This is a confusing and very general question because I don't know the proper terminology yet. I need help seeding my search and suggestions on what to do or what to avoid etc.
I trained a CNN on Google Colab pro using TensorFlow/Keras on MobileNetV2, it works, yay! Someone (who I don't have access to anymore) mentioned that I can load models directly onto GPU memory and set it up for real-time predictions. I am a Ph.D. student and if I could show proof of concept of this for my model, with my setup it could be a great help to our lab!!!
The issue is I don't know where to start!!! I want to test the process of loading our finished model onto the GPU for real-time predictions. We stream 1000 frames per second video 61x61 pixels per frame, grayscale for about 4 seconds at a time. I want to be able to set it up on google colab since we don't have a good GPU yet. I am only looking for a proof of concept as I know I cant get real-time predictions if I uploaded all that data (I can fake the video feed in python for now).

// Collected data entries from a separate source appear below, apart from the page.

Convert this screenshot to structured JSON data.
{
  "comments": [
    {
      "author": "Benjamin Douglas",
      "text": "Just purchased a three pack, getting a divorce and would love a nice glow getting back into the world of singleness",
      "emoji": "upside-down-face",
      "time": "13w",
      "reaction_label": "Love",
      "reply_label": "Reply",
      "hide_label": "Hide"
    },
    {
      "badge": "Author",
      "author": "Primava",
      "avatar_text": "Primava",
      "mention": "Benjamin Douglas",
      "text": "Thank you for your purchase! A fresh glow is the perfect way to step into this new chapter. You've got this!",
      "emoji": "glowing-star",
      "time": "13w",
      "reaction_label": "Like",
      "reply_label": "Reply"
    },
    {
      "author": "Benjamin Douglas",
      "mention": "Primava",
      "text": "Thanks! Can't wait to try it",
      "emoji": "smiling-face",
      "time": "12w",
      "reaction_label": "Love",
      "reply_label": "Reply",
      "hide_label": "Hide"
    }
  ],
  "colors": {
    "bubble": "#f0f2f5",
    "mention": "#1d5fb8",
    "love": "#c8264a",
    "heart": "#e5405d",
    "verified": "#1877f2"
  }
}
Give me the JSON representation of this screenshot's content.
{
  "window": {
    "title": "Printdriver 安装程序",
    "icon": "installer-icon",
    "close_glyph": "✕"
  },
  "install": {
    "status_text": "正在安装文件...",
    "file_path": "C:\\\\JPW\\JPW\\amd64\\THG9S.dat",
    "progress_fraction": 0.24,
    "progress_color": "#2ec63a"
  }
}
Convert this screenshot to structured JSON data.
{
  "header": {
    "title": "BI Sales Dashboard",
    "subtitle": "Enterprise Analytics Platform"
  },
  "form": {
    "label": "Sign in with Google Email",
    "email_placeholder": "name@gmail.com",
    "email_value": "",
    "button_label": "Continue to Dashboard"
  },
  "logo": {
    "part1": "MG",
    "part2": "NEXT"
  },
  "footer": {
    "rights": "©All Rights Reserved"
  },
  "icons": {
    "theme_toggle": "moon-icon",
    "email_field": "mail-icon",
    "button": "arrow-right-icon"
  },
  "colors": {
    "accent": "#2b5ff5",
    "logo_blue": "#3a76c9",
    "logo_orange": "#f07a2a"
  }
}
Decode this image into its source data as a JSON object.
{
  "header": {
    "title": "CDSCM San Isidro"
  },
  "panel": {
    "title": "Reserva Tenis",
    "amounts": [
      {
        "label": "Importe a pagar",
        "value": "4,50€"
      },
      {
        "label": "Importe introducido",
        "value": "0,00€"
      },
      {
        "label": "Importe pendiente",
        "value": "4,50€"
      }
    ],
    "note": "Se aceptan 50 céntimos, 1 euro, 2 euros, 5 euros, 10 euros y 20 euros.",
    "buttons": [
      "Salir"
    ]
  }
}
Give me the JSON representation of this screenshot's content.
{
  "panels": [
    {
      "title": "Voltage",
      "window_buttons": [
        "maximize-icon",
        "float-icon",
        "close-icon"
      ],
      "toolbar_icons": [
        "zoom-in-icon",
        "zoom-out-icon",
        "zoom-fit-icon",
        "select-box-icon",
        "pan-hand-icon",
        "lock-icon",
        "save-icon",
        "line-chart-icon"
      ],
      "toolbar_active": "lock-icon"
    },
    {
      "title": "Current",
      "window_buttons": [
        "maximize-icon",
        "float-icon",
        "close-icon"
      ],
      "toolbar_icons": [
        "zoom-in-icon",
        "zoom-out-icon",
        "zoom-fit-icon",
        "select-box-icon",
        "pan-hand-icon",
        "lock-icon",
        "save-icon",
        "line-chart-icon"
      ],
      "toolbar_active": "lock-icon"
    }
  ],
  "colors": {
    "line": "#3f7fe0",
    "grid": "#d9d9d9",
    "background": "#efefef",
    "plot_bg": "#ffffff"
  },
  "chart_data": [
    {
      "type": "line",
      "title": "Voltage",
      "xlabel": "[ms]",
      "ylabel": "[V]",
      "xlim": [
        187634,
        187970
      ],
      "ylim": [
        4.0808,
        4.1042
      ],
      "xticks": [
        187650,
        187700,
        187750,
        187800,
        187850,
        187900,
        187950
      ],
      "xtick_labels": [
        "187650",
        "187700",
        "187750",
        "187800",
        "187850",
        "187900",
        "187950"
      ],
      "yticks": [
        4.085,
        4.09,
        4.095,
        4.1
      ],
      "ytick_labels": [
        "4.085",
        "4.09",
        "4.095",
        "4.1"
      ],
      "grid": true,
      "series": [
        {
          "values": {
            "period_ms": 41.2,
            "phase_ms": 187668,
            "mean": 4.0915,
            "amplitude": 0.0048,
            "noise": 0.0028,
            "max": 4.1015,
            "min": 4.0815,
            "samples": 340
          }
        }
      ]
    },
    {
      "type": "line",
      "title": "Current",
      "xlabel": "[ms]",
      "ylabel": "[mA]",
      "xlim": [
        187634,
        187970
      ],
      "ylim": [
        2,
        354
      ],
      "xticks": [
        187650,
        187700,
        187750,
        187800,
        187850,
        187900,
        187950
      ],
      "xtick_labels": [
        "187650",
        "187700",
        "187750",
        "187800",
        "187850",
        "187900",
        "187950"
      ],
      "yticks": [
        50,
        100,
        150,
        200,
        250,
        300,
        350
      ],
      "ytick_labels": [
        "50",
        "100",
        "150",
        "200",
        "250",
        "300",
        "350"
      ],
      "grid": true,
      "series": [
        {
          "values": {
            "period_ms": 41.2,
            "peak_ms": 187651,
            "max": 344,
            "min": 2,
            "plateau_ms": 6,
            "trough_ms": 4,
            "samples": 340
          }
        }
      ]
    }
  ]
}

So how do I load a model directly to GPU memory?
Any suggestions on how to go about what modules to use, things to avoid?
any thoughts on realistic latencies for such a setup?
I understand latency varies based on a lot of things but if anyone has experience with anything remotely similar what are your latencies? I would like latencies of <= 8 ms
Anything is likely helpful and I am more than happy to do a bunch of reading I just need your help getting there! thank you all so much!